Jenny Friar, 37

Director of Development and Campaign Director, St. Joseph’s Villa

Moving from Europe nine years ago, Jenny Friar had a few lessons to learn about the Richmond way.

As the new director of development for St. Joseph’s Villa, she faced a cultural learning curve. Planning to schedule a donor dinner for half past 8, her colleagues quickly corrected her, explaining that you cannot serve dinner in Richmond at 8:30.

She knows better now, she says, laughing, “But I still don’t know the rules of basketball or American football.”

Raising money, though — that’s a different story. She led the development team in raising more than $10.7 million, exceeding St. Joseph’s capital campaign goal for campus accessibility and infrastructure improvements.

She’s aware that many people see fundraising as an unseemly occupation, she says, but she begs to differ: “If you’re good at it, it’s a way to be a powerful agent of change for things you believe in. There’s a sense these days that if you stay in the same job too long, you become unmarketable, but you have to stay in one place to see the arc of change.”

Citing educational and therapeutic research on the value of nature-based education, Friar decided four years ago that she wanted to create a garden there on a 7,500-square-foot dirt patch. A supportive boss told her that if she wanted it, she should create a plan and make it so. Despite the project falling outside of her regular duties, she began writing grant proposals and plans for planting and staffing.

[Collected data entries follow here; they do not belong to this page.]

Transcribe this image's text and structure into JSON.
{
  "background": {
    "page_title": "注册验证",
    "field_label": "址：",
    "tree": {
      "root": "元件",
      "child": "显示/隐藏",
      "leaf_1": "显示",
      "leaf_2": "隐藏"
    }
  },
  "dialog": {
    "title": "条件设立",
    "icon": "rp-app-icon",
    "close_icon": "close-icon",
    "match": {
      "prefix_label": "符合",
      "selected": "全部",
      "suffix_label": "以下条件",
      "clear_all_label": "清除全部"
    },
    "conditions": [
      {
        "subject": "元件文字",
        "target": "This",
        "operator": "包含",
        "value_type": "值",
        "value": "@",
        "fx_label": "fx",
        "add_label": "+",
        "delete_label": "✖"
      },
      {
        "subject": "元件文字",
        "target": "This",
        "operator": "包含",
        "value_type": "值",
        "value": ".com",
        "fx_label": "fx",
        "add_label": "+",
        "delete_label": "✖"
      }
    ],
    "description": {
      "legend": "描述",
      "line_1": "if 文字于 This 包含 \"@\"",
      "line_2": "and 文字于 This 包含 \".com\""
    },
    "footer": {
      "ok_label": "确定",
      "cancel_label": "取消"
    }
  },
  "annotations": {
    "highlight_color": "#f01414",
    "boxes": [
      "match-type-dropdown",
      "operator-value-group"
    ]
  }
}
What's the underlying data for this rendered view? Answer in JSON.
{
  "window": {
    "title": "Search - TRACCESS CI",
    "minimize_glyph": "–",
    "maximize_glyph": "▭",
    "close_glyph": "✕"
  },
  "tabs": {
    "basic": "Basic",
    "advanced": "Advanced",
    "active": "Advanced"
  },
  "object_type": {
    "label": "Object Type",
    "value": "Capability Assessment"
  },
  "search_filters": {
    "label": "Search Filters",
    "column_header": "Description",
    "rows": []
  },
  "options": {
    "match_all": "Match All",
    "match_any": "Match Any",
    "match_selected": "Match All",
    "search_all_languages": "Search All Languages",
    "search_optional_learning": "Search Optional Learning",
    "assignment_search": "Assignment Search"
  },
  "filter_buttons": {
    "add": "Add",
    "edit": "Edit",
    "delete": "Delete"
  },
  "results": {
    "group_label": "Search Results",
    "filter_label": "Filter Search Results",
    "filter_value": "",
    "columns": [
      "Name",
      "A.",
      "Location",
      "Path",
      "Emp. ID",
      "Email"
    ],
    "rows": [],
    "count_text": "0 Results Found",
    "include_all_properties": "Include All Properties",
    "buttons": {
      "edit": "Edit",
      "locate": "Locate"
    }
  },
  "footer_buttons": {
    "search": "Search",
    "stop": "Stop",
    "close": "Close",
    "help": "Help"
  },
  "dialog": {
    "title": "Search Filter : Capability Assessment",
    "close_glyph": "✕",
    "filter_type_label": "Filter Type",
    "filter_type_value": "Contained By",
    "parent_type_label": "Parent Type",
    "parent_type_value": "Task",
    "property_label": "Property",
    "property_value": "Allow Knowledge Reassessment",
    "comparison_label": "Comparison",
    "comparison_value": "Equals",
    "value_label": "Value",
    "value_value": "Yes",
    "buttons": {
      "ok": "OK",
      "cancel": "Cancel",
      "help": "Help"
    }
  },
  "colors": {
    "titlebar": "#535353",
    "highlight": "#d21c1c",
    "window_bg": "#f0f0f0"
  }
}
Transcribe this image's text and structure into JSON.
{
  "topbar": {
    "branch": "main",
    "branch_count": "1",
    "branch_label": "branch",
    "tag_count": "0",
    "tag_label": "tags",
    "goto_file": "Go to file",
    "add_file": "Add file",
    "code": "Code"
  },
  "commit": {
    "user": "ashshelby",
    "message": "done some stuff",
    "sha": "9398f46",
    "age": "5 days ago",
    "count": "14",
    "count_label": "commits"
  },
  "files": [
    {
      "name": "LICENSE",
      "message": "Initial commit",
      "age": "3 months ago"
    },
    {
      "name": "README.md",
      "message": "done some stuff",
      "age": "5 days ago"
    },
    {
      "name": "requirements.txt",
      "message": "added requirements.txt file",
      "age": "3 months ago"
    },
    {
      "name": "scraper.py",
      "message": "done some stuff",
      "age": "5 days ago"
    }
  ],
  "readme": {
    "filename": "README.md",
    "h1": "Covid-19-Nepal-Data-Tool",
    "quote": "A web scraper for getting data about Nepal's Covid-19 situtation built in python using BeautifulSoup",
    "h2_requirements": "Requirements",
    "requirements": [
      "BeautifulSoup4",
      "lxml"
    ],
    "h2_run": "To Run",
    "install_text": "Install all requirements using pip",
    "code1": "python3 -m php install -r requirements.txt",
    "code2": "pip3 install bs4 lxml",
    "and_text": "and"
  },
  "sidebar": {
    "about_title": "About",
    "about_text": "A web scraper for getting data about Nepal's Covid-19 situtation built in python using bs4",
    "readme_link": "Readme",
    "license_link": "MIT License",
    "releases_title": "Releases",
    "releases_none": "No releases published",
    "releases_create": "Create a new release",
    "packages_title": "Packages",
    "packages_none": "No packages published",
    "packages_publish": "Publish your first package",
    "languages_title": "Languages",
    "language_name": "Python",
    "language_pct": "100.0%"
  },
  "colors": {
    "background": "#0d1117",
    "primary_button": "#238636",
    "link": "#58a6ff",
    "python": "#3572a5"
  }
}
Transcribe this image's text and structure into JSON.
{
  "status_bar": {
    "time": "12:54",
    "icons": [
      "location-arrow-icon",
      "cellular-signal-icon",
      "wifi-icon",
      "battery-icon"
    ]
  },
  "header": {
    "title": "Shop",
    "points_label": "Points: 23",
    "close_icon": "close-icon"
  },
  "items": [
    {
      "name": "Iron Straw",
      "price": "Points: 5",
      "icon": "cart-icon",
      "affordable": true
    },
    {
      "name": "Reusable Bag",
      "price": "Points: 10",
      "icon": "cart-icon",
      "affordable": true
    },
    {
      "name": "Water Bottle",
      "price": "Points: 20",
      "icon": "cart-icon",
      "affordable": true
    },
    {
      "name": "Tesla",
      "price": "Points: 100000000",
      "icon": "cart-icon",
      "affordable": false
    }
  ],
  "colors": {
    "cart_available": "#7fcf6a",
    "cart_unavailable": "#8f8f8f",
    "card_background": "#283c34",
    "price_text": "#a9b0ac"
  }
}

“Now 250 children use it a week and it helps with speech therapy, ADD and ADHD and serves as a training kitchen for our farm-to-table program,” she says. “We’re in our fourth growing season and the response from students, parents and staff has been tremendous.”

As it turns out, the flourishing garden also helps make the institution’s mission visible when she promotes it to potential contributors.

“You can’t take donors to an apartment where you helped place a homeless person,” she says, “but the garden is a display of what we’re doing. The garden helps make it real to people.”

Embracing her Oregon Hill neighborhood and Richmond in general, Friar also helped register voters in some of Richmond’s public housing projects and recently took her love of cycling up a notch by helping with a community bike shop.